PESCARA. Prenderà il via il prossimo 17 luglio, davanti alla Corte di Assise d'Appello dell'Aquila, il secondo capitolo della storia processuale riguardante l’omicidio di Salvatore Russo, il...

PESCARA. Prenderà il via il prossimo 17 luglio, davanti alla Corte di Assise d'Appello dell'Aquila, il secondo capitolo della storia processuale riguardante l’omicidio di Salvatore Russo, il muratore di 58 anni ucciso a Pescara il 25 aprile 2018 con 38 coltellate dal vicino di casa.
L'imputato è Roberto Mucciante, 53 anni, reo confesso del delitto, che uccise Russo perché disturbato dai rumori a suo dire provenienti dall’appartamento della vittima. Mucciante in primo grado era stato condannato con rito abbreviato dal gup, Elio Bongrazio, a 16 anni di reclusione.
Il pm Luca Sciarretta aveva invece chiesto 20 anni di carcere, contestando al 53enne le aggravanti della crudeltà e dei futili motivi. Il giudice aveva riconosciuto i futili motivi, escludendo però l'aggravante della crudeltà. Sulla determinazione della pena aveva inciso il rito abbreviato - rito alternativo che consente di definire il processo in sede di udienza preliminare e ottenere uno sconto di pena pari a un terzo - e la seminfermità mentale dell'imputato accertata da una perizia psichiatrica del professor Massimo Di Giannantonio, docente di Psichiatria alla facoltà di Medicina dell’università D’Annunzio, secondo la quale all'epoca dei fatti Mucciante era parzialmente incapace di intendere e di volere, poiché «affetto da una patologia psichiatrica che ne ha compromesso grandemente la capacità di autodeterminarsi».
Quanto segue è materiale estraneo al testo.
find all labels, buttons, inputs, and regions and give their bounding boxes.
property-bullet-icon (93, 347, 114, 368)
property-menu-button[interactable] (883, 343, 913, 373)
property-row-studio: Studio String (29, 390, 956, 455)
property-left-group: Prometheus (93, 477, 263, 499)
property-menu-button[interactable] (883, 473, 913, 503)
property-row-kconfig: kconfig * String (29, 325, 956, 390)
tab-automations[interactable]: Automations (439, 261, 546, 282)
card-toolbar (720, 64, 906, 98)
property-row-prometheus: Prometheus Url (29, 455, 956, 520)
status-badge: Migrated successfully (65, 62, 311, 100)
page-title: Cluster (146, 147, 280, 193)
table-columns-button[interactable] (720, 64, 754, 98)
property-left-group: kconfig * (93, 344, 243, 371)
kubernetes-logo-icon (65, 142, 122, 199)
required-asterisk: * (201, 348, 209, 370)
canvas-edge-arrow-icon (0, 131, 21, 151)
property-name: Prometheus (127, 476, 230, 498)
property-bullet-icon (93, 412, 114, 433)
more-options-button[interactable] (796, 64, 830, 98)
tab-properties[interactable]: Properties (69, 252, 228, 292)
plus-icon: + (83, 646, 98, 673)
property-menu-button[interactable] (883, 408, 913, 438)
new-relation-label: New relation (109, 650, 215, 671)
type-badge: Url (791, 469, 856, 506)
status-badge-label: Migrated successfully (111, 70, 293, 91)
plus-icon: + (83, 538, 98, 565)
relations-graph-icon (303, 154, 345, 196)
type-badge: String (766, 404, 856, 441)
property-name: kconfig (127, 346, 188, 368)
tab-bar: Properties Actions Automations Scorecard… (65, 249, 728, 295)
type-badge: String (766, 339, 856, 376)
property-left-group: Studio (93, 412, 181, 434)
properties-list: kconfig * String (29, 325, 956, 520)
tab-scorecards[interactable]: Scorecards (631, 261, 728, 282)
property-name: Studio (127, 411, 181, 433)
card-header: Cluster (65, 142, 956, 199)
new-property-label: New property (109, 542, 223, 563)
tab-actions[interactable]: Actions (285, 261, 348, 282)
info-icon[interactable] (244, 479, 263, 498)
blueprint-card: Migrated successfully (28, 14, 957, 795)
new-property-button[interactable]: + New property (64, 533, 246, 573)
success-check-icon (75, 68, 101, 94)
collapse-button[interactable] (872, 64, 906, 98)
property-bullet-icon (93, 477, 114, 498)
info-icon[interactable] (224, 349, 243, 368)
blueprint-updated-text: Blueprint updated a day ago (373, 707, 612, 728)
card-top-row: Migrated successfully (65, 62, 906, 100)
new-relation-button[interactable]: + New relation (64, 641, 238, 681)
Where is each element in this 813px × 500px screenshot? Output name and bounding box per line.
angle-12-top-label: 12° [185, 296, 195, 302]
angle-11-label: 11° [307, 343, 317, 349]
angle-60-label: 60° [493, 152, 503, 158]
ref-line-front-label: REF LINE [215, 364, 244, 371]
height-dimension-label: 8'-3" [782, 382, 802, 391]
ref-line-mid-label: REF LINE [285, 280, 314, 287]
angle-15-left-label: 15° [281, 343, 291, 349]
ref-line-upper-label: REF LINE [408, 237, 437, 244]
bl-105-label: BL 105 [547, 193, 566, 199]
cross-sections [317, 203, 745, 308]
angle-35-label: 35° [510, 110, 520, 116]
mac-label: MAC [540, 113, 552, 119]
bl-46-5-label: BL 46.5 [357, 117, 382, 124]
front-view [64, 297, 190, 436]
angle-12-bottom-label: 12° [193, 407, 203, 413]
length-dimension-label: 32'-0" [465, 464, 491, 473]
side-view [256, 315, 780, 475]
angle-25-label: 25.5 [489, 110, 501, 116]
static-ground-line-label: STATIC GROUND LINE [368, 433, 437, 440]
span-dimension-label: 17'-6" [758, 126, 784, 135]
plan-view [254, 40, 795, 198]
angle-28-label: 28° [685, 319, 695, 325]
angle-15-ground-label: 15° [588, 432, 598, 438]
ll delitto avvenne nel garage del palazzo dove vivevano Mucciante e Russo, rispettivamente al primo e al secondo piano, all’angolo tra via del Circuito e via Pian delle Mele, quasi al confine con Villa Raspa. Una vera e propria furia omicida quella di Mucciante, che colpì la povera vittima prima al torace e all'addome, con il colpo fatale al cuore, e poi dietro alla schiena.
Salvatore non riuscì a difendersi: il vicino non gli diede tempo e modo e lo uccise con una ferocia inaudita. Il 53enne è difeso dagli avvocati Gianluigi Amoroso e Clara Di Sipio. La famiglia della vittima è invece rappresentata dagli avvocati Andrea Cocchini e Alessandro Dioguardi.